We hebben wat tijd te doden in Klaksvík voordat we kunnen inchecken. Nou ja, doden? Leven! Het plan is om naar de Klakkur te wandelen, een piek ten westen van de baai. Volgens ooggetuigenverklaringen wacht ons daar een fenomenaal uitzicht op meerdere eilanden. Volgens diezelfde verklaringen valt deze wandeling in de categorie “low effort, high reward”. Het eerste stuk is niet heel interessant; we rijden met de auto zover mogelijk over een gravelpad omhoog tot we door de sneeuw niet verder kunnen. Daar parkeren we de auto en vervolgen we wandelend het pad. In redelijke beschutting stijgen we tot we bij een waterreservoir komen. Er ligt een laagje ijs op het water. Vanaf dat punt krijgt de wind plotseling vrij spel. Gelukkig hebben we mutsen, handschoenen en windjacks mee. Maar dan krijgen we ook nog een striemende hagelbui om onze oren. Gehurkt wachten we af tot de bui over is, met onze hoofden weggedoken in onze capuchons. Het duurt een kwartier tot de hagel stopt, maar de storm blijft. We besluiten dat dit boven onze macht is. Het milde weer heeft ons genekt. We lopen terug naar de auto en warmen onszelf op met kleinsteedse genoegens: een lekkere lunch, een investering in de lokale bierbrouwerij (Föroya Bjór), een paar uurtjes zwemmen in het binnenzwembad, en een heerlijk comfortabel appartementje genaamd Brekkustova.
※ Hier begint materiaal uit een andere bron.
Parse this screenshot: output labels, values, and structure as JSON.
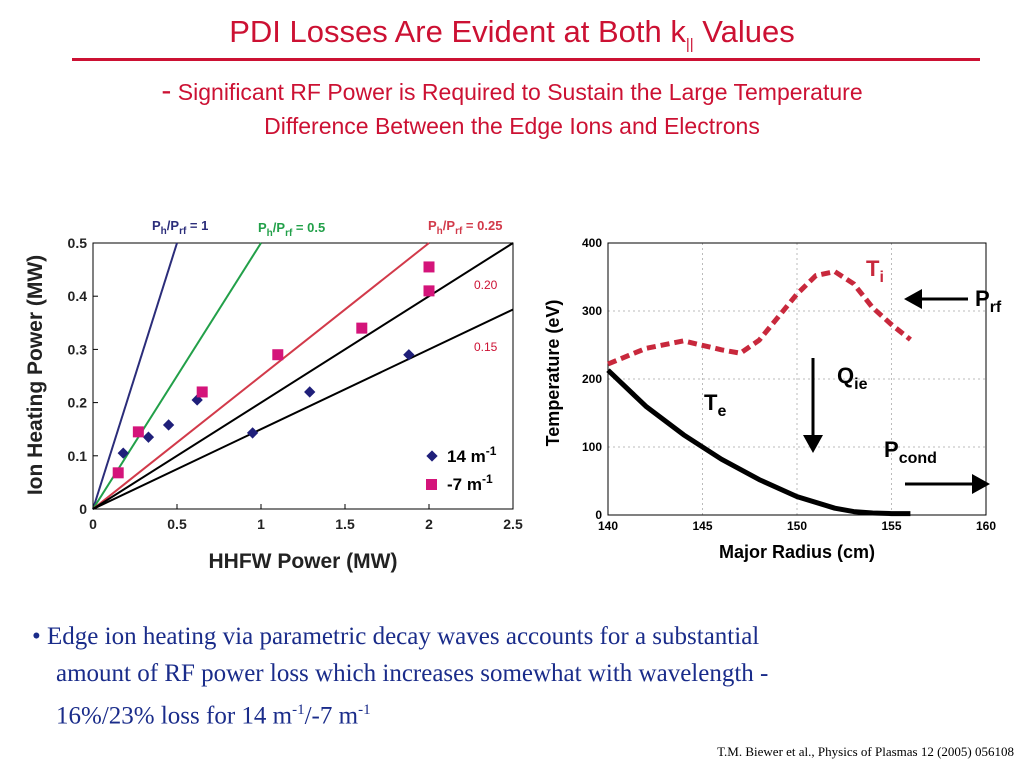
{
  "slide": {
    "title_main": "PDI Losses Are Evident at Both k",
    "title_sub": "||",
    "title_tail": " Values",
    "subtitle_dash": "-",
    "subtitle_line1": "Significant RF Power is Required to Sustain the Large Temperature",
    "subtitle_line2": "Difference Between the Edge Ions and Electrons",
    "bullet_marker": "•",
    "bullet_line1": "Edge ion heating via parametric decay waves accounts for a substantial",
    "bullet_line2": "amount of RF power loss  which increases somewhat with wavelength -",
    "bullet_line3_a": "16%/23% loss for 14 m",
    "bullet_sup1": "-1",
    "bullet_line3_b": "/-7 m",
    "bullet_sup2": "-1",
    "citation": "T.M. Biewer et al., Physics of Plasmas 12 (2005) 056108",
    "colors": {
      "title": "#cc1133",
      "bullet": "#1a2c8a"
    }
  },
  "chart_data": [
    {
      "type": "scatter",
      "xlabel": "HHFW Power (MW)",
      "ylabel": "Ion Heating Power (MW)",
      "xlim": [
        0,
        2.5
      ],
      "ylim": [
        0,
        0.5
      ],
      "xticks": [
        "0",
        "0.5",
        "1",
        "1.5",
        "2",
        "2.5"
      ],
      "yticks": [
        "0",
        "0.1",
        "0.2",
        "0.3",
        "0.4",
        "0.5"
      ],
      "lines": [
        {
          "label": "Ph/Prf = 1",
          "label_base": "P",
          "label_sub1": "h",
          "label_mid": "/P",
          "label_sub2": "rf",
          "label_tail": " = 1",
          "slope": 1.0,
          "color": "#2b2d7a"
        },
        {
          "label": "Ph/Prf = 0.5",
          "label_base": "P",
          "label_sub1": "h",
          "label_mid": "/P",
          "label_sub2": "rf",
          "label_tail": " = 0.5",
          "slope": 0.5,
          "color": "#22a049"
        },
        {
          "label": "Ph/Prf = 0.25",
          "label_base": "P",
          "label_sub1": "h",
          "label_mid": "/P",
          "label_sub2": "rf",
          "label_tail": " = 0.25",
          "slope": 0.25,
          "color": "#d23a4a"
        },
        {
          "label": "0.20",
          "slope": 0.2,
          "color": "#000000"
        },
        {
          "label": "0.15",
          "slope": 0.15,
          "color": "#000000"
        }
      ],
      "series": [
        {
          "name": "14 m-1",
          "legend_main": "14 m",
          "legend_sup": "-1",
          "marker": "diamond",
          "color": "#1f1f7a",
          "x": [
            0.18,
            0.33,
            0.45,
            0.62,
            0.95,
            1.29,
            1.88
          ],
          "y": [
            0.105,
            0.135,
            0.158,
            0.205,
            0.143,
            0.22,
            0.29
          ]
        },
        {
          "name": "-7 m-1",
          "legend_main": "-7 m",
          "legend_sup": "-1",
          "marker": "square",
          "color": "#d4147a",
          "x": [
            0.15,
            0.27,
            0.65,
            1.1,
            1.6,
            2.0,
            2.0
          ],
          "y": [
            0.068,
            0.145,
            0.22,
            0.29,
            0.34,
            0.41,
            0.455
          ]
        }
      ]
    },
    {
      "type": "line",
      "xlabel": "Major Radius (cm)",
      "ylabel": "Temperature (eV)",
      "xlim": [
        140,
        160
      ],
      "ylim": [
        0,
        400
      ],
      "xticks": [
        "140",
        "145",
        "150",
        "155",
        "160"
      ],
      "yticks": [
        "0",
        "100",
        "200",
        "300",
        "400"
      ],
      "series": [
        {
          "name": "Ti",
          "label_main": "T",
          "label_sub": "i",
          "style": "dashed",
          "color": "#c8283c",
          "x": [
            140,
            142,
            144,
            146,
            147,
            148,
            150,
            151,
            152,
            153,
            154,
            155,
            156
          ],
          "y": [
            222,
            245,
            256,
            243,
            238,
            257,
            325,
            352,
            358,
            340,
            305,
            280,
            258
          ]
        },
        {
          "name": "Te",
          "label_main": "T",
          "label_sub": "e",
          "style": "solid",
          "color": "#000000",
          "x": [
            140,
            142,
            144,
            146,
            148,
            150,
            152,
            153,
            154,
            155,
            156
          ],
          "y": [
            213,
            160,
            118,
            82,
            52,
            27,
            10,
            5,
            3,
            2,
            2
          ]
        }
      ],
      "annotations": [
        {
          "text": "Prf",
          "main": "P",
          "sub": "rf"
        },
        {
          "text": "Qie",
          "main": "Q",
          "sub": "ie"
        },
        {
          "text": "Pcond",
          "main": "P",
          "sub": "cond"
        }
      ]
    }
  ]
}
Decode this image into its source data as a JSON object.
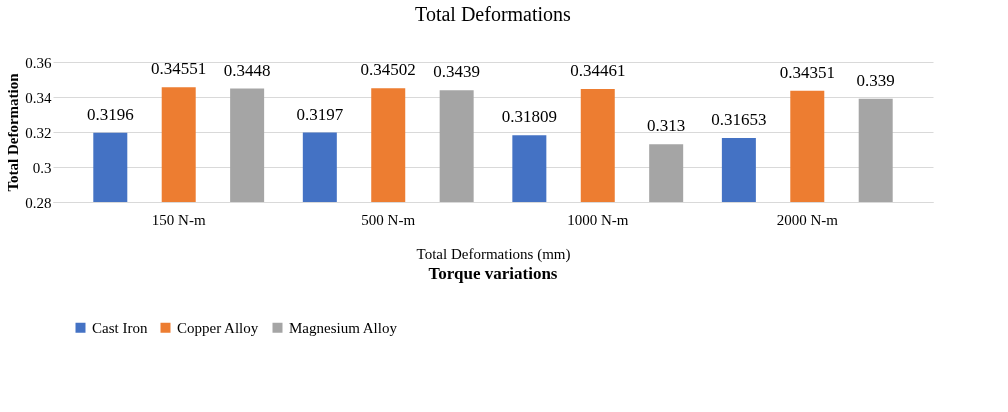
{
  "chart_data": {
    "type": "bar",
    "title": "Total Deformations",
    "ylabel": "Total Deformation",
    "xlabel": "Torque variations",
    "annotations": [
      "Total Deformations (mm)"
    ],
    "categories": [
      "150 N-m",
      "500 N-m",
      "1000 N-m",
      "2000 N-m"
    ],
    "series": [
      {
        "name": "Cast Iron",
        "color": "#4472c4",
        "values": [
          0.3196,
          0.3197,
          0.31809,
          0.31653
        ]
      },
      {
        "name": "Copper Alloy",
        "color": "#ed7d31",
        "values": [
          0.34551,
          0.34502,
          0.34461,
          0.34351
        ]
      },
      {
        "name": "Magnesium Alloy",
        "color": "#a5a5a5",
        "values": [
          0.3448,
          0.3439,
          0.313,
          0.339
        ]
      }
    ],
    "ylim": [
      0.28,
      0.36
    ],
    "yticks": [
      0.28,
      0.3,
      0.32,
      0.34,
      0.36
    ],
    "grid": "y",
    "legend": "bottom",
    "data_labels": true
  }
}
De volgende dag zijn de weersomstandigheden iets gunstiger. We overwegen een wandeling aan de andere kant van Klaksvík maar besluiten na rijp beraad een tweede toppoging te doen op de route van gisteren. Tessel heeft het er mentaal moeilijk mee. De grond in het tweede deel van de route is nogal zompig, wat zwaar loopt. En er staat nog steeds een stevige wind. Maar de aanhouder wint; dit keer lukt het ons om de wandeling te voltooien. Het uitzicht is inderdaad een geweldige beloning voor de inspanning.

Na de lunch maken we een kleine roadtrip naar de naaste buureilanden van Borðoy: Kunoy en Viðoy. Het eerste ligt ten westen van Borðoy en is verbonden door een dam van een paar honderd meter. Er zijn twee nederzettingen op Kunoy: Haraldssund aan de oostkust en Kunoy “city” aan de westkust. Het eerste telt 69 inwoners, het tweede 64. Er is één weg op het eiland – je raadt het al: de weg van Haraldssund naar Kunoy. Een groot deel van die weg is tunnel, dwars door de bergrug die het eiland domineert. Je kan dus spreken van een bijna-privé-tunnel, hoe luxe is dat? Het is niet verrassend dat ze het bij een éénbaanstunnel hebben gehouden. En dan ook nog een hele smalle, drie kilometer lange, zelf-regulerende eenbaanstunnel: de ene richting mag doorrijden terwijl de andere richting waar nodig een uitwijkhaventje opzoekt om voorrang te geven. Het risico van zo’n constructie is dat je als een middelmatige honkballer nerveus van uitwijkhaventje naar uitwijkhaventje racet, de blik gefixeerd op het licht aan de horizon: is dat het einde van de tunnel of is het een tegenligger? Om het allemaal nog spannender te maken schijnt hier ook een buslijn te rijden. Het roept herinneringen op aan een ietwat paniekerige tunnelervaring van ons, jaren geleden in Nieuw-Zeeland, in de Milford Sound. Daar begonnen we na de eerste meters in het pikdonker ernstig te twijfelen of de koplampen van ons dertiendehandse busje wel functioneerden. Ik prijs me gelukkig dat Ellen achter het stuur zat – en zit. Chez nous is autorijden een vrouwelijke superkracht.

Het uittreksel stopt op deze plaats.